The Scent Arrived First
It wasn’t the ghost of takeaway nor stale cigarette smoke. Something dense as humid cotton slipped through the room last night. Min-ah has never once set foot inside. Yet the moment I opened the door, a dark, sugary musk—rising, I imagined, from the hollow of her throat—jabbed at my nostrils.
Am I losing my mind? Like steam from freshly-washed hair, she seeped in when no one was looking.
Desire Spreading in Concealed Corners
In truth, I wanted her to enter. No—I wanted her to glide in so smoothly that neither of us would register the trespass.
What I hungered for wasn’t mere sex.
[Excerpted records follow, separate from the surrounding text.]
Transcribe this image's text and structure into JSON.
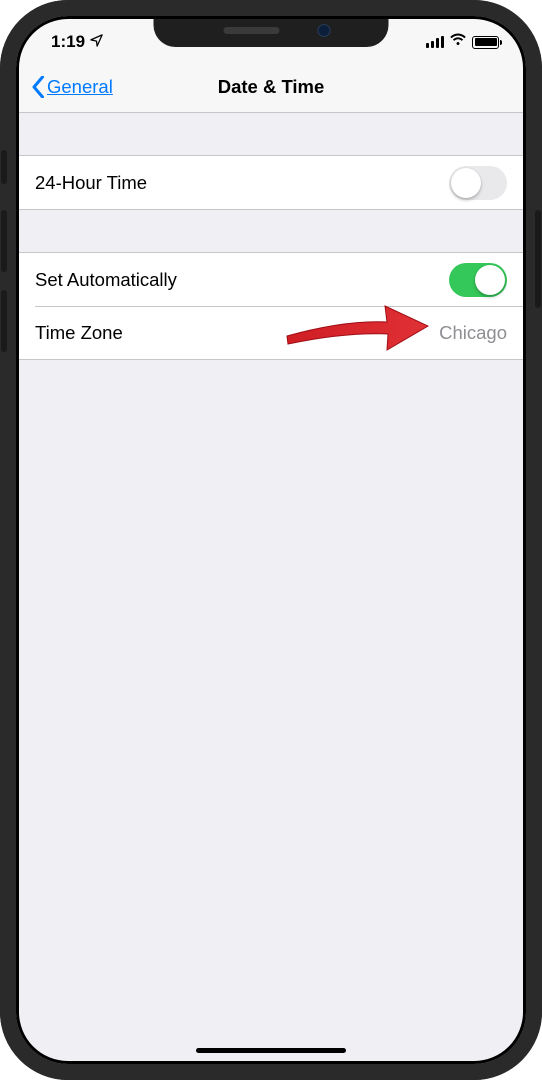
{
  "statusBar": {
    "time": "1:19"
  },
  "nav": {
    "backLabel": "General",
    "title": "Date & Time"
  },
  "rows": {
    "twentyFourHourLabel": "24-Hour Time",
    "setAutoLabel": "Set Automatically",
    "timeZoneLabel": "Time Zone",
    "timeZoneValue": "Chicago"
  },
  "toggles": {
    "twentyFourHour": false,
    "setAutomatically": true
  },
  "colors": {
    "accent": "#007aff",
    "toggleOn": "#34c759",
    "annotationArrow": "#d92027"
  }
}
It was the instant she took root in the fissures of my life.
A week ago, after an office dinner, we shared a taxi. Drunk, she let her head rest against my shoulder for five red lights. Since that night I have recalled her scent while touching myself. The smell cupped in my palm grew, swelling until it saturated every pillow, every shirt, even the gaps between keyboard keys.
Nothing happened, officially. Still, she overturned all the air.
Case One: Ji-soo’s Socks
Hee-su had never visited senior Ji-soo’s apartment. Not once. Yet one morning she caught a whiff of socks Ji-soo might have worn—an insinuation of heel-sweat that tickled her whenever she opened her own bedroom door.
She tracked it: beneath the bed, behind the desk, inside the wardrobe. Somewhere, Ji-soo’s presence hovered.
Eventually Hee-su sealed the windows and cranked the heater to full. She believed heat would cradle Ji-soo’s aroma, steep it, intensify it. That night, imagining the socks Ji-soo had slipped off, Hee-su slipped her own fingers into her mouth.
Case Two: Jung-woo’s Bed
Jung-woo was convinced that Eugene, who had never been to his flat, slept in his bed every night. Each dawn revealed a single strand of hair on the pillow, a faint body-shaped rumple, the mattress minutely skewed.
When Eugene was elsewhere, Jung-woo peeled back the sheets. There it was: the warm scent that might emanate from the nape of Eugene’s neck. Without thinking he pressed the fabric to his face and inhaled.
He knew Eugene had never come. He also knew Eugene had never missed a single night.
Scent: The Most Secret Intruder
Scent dissolves borders. More invasive than any physical break-in, it drags another person’s being into the bloodstream in an instant.
Why are we pulled by someone’s smell? Because it stirs the deepest sediment where memory and longing mingle.
To breathe another’s skin-fog is to draw their interior into your own. Following that trail, we imagine moments that never took place.
To harbor a person’s scent is to steal them. Yet, simultaneously, to surrender ourselves.
Door Opens, No One Inside
Today I smelled Min-ah again. She still has not come. Still, I fall into the illusion that she sits here, legs folded beneath her on my rug.
Even now, does she sleep cradling my scent?
When I step outside I will remember the room is empty. Yet inside I keep wandering, searching for her aroma. And then it strikes me: perhaps someone, somewhere, is inhaling my trace and wondering whom it belongs to.
What fragrance—what ghost of me—am I leaving behind?